Illustrating concerns about political issues and the environment
A second trend we’ve observed in the last decade is a more explicit presentation of concerns about political issues and the environment. The re-examination of the origins of fiber in the last few years brought attention to the important role that feminism had played, particularly in the 70s – as artists used fiber art to take a provocative stance against the male domination of “pure” art forms such as Minimalism. Judy Chicago’s The Dinner Party is probably the best-known feminist work from this period; it was the subject of a retrospective at the de Young Museum in San Francisco last December. Chicago and other artists of the period like Miriam Shapiro and Faith Ringgold consciously sought to reclaim those mediums, traditionally considered “craft,” as fine art mediums, equivalent to painting and sculpture.

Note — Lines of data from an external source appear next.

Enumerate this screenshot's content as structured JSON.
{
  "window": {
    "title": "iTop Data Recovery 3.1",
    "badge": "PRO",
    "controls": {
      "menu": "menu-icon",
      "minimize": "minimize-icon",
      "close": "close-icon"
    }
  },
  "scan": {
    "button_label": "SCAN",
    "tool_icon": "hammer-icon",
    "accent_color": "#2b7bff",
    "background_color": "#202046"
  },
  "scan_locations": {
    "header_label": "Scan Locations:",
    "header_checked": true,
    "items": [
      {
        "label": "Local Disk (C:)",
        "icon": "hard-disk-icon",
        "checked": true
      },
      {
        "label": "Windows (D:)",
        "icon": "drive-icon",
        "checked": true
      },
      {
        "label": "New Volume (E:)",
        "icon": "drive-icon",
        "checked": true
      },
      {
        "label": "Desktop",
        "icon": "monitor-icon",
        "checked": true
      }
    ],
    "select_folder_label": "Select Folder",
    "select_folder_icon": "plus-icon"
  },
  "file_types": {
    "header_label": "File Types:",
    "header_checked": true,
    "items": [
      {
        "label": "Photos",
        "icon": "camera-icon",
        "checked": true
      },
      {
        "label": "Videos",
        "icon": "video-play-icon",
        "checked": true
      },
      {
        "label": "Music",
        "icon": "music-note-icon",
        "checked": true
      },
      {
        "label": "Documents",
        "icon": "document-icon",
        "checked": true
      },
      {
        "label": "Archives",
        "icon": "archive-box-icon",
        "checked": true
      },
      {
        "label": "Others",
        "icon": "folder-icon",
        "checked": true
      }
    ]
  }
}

In the last decade, craft techniques, those identified as women’s work in particular, have again been reappropriated by emerging artists as ways to address feminist and other current issues. The NYT realized in 2018 that “Some of the Most Provocative Political Art is Made With Fibers,” observing that “… a generation later, fiber art looks fresh again.” With threads and hair, fabric and flags, Sonya Clark examines the African experience and the harmful legacy of the Confederacy. Artists Sophie Narrett and Orly Cogan use embroidery to highlight what Narrett calls “the freedoms and restraints of femininity.” Bisa Butler has reinvented quilting – a traditionally marginalized medium—to explore the historical marginalization of her subjects.
At browngrotta arts, one of the artists we represent, Gyöngy Laky, who studied fiber at Berkeley in the 70s, has always reflected her activism In her work. Slowly (2002) can spell “LAG” or “GAL.” It makes a statement on the lack of female faculty in the University of California system. On the right is Variant, a newer work, made of painted branches and red golf tees, that makes a statement about the coronavirus and Trump’s inattention.

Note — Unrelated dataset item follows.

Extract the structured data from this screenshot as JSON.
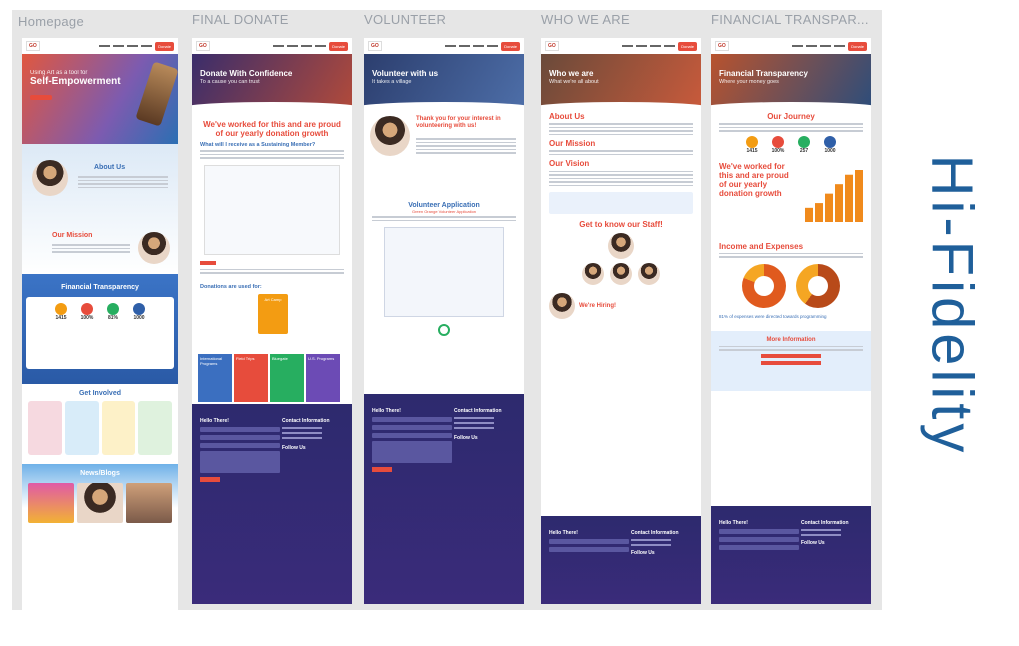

James Bassler has spent a lifetime investigating Peruvian and cube weaving and other techniques and materials like nettle and cochuyi. In some of his works, though, the political takes center stage. An earlier flag was meant to be hung upside down as a statement on current events. A flag he made last year is entitled They’re Ready for Their Seat at the Table. “The recent street action of all these young people has really inspired me,” he wrote us. “For years I’ve held on to some wonderful handspun cotton from Guatemala, dark, dark brown and some lighter natural brown hand spun from Oaxaca. Well the dark brown has become the warp to replace the red and the brown cotton replaces the white. There will be a trace of red amongst the dark brown, I don’t want to completely wipe out the Puritans,” he says. ”I just want room for everyone to sit at the table.”
Neha Puri Dhir from India says she is generally inclined to look inwards for inspiration which brings a sense of peace and empathy to her work. “But gradually, the growing disquiet around me became impossible to ignore,” she says describing has work Forest Fire. “Polluted water table, climate change, extinction of species, and forest fires – made me anxious. The complexity of these layered thoughts, could no longer be expressed in closed geometric shapes. Art adapted itself to the chaos within…,” she says.
As we concluded in Trends Observed, Part 1, it’s an exciting time to work with fiber artist and to promote art textiles and fiber sculpture. Thanks for joining browngrotta on this journey.